Yellow Fever shot should be taken no less than 14 days before travel. And while many Customs Agents in East Africa have gotten slack about checking for the inoculation, you better believe when an outbreak occurs, they check. You do not want to end up in quarantine instead of being on Safari and taking pictures of the magnificent wildlife.
Anti-malarials are another aspect of travel medicine that has to be addressed before travel. Malerone™, the latest, greatest anti-malarial, must be started two days in advance of travel into a malaria zone.
In addition to vaccines and medicines, you also want to seek out the advice of a good travel doctor if you have any pre-existing conditions. And here I would seriously address if there are any food allergies or conditions.
While Kenya and Uganda in particular have exceptional hospitality industries, you need to prepare and plan ahead for such conditions as nut allergies or gluten intolerance. The more you plan, with your travel doctor and your Safari planner, the more enjoyable and safe your Safari will be.
I also highly recommend you seek the advice of your Organic Pharmacist (Herbalist). They should be able to direct you to the highest quality probiotics. I cannot emphasize enough how important it is before traveling to Africa to begin a good, healthy probiotic regime.
Especially if this is your first trip to Africa, your body will be introduced to organism’s your body may never have come encounter with.
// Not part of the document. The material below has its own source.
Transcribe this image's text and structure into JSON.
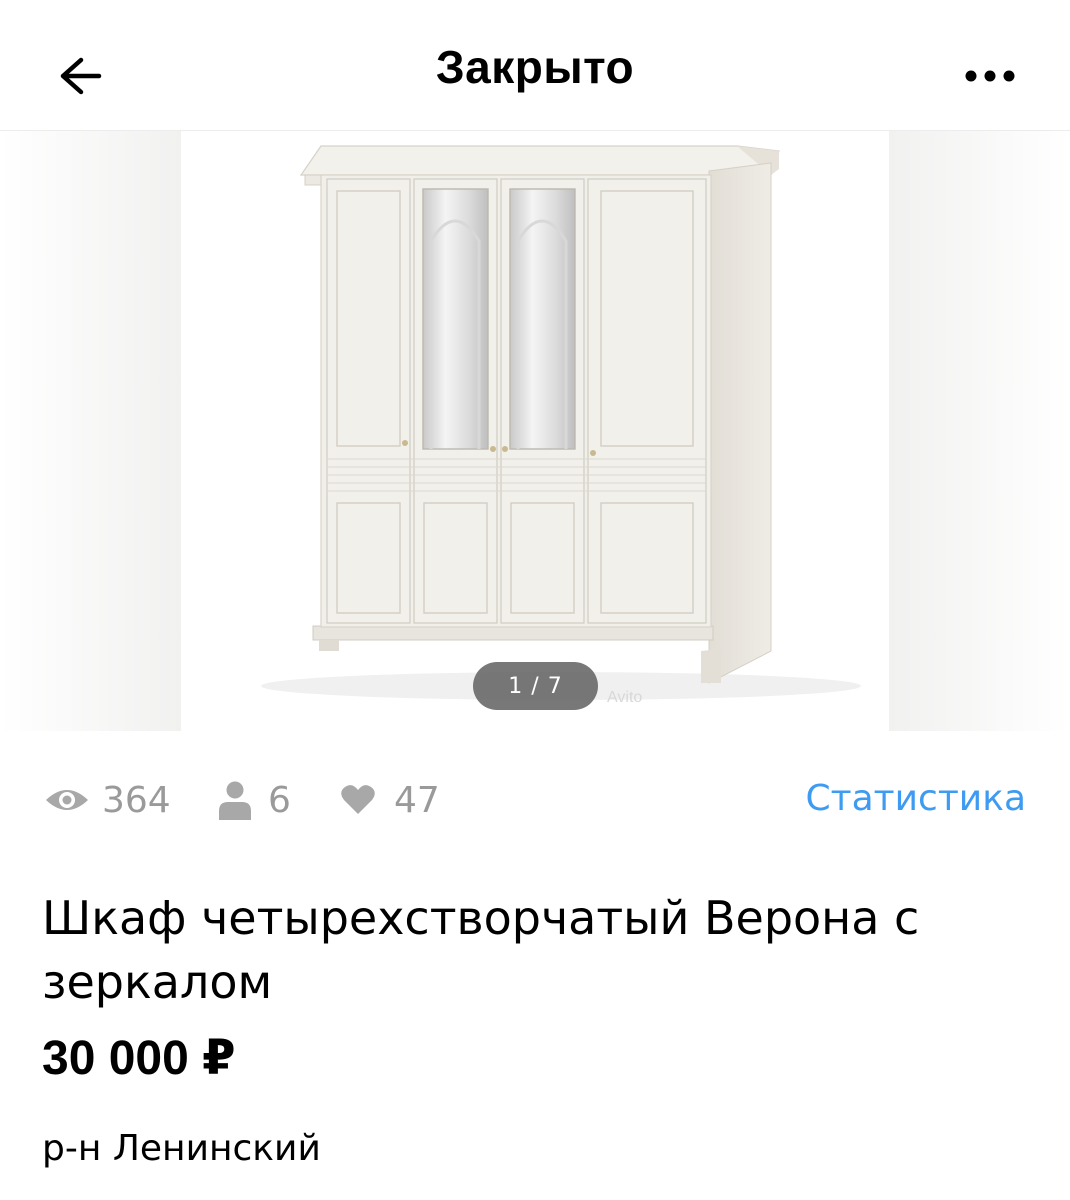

One of my assistants in South Sudan asked me “why do Expats seem to get so sick?” I pointed out that we had not grown-up in Africa and that there were bacteria and other organisms to which our bodies had not been accustomed, and therefore, had not yet developed the anti-bodies to fight them off. To be fair, I pointed out the same would be true if she came to the United States and was exposed to new bacteria.
Lastly, I want to note that while you must decide what is best for you and your family, it is your top priority and personal responsibility to stay healthy. So, for example, if you are “anti-vax” and decide to go ahead and try and “sneak in” a country without a Yellow Fever inoculation, you are free to do so.
But, please be aware, all Travel Insurance Companies, will not honor or refund your money if you are denied entry into a country because of the lack of inoculation. Again, you must make your own decisions about your health, but you must also be aware of the consequences of making those decisions.
Plan, prepare and engage in determining the best course to make sure you have a “Happy Day! Safe Safari!”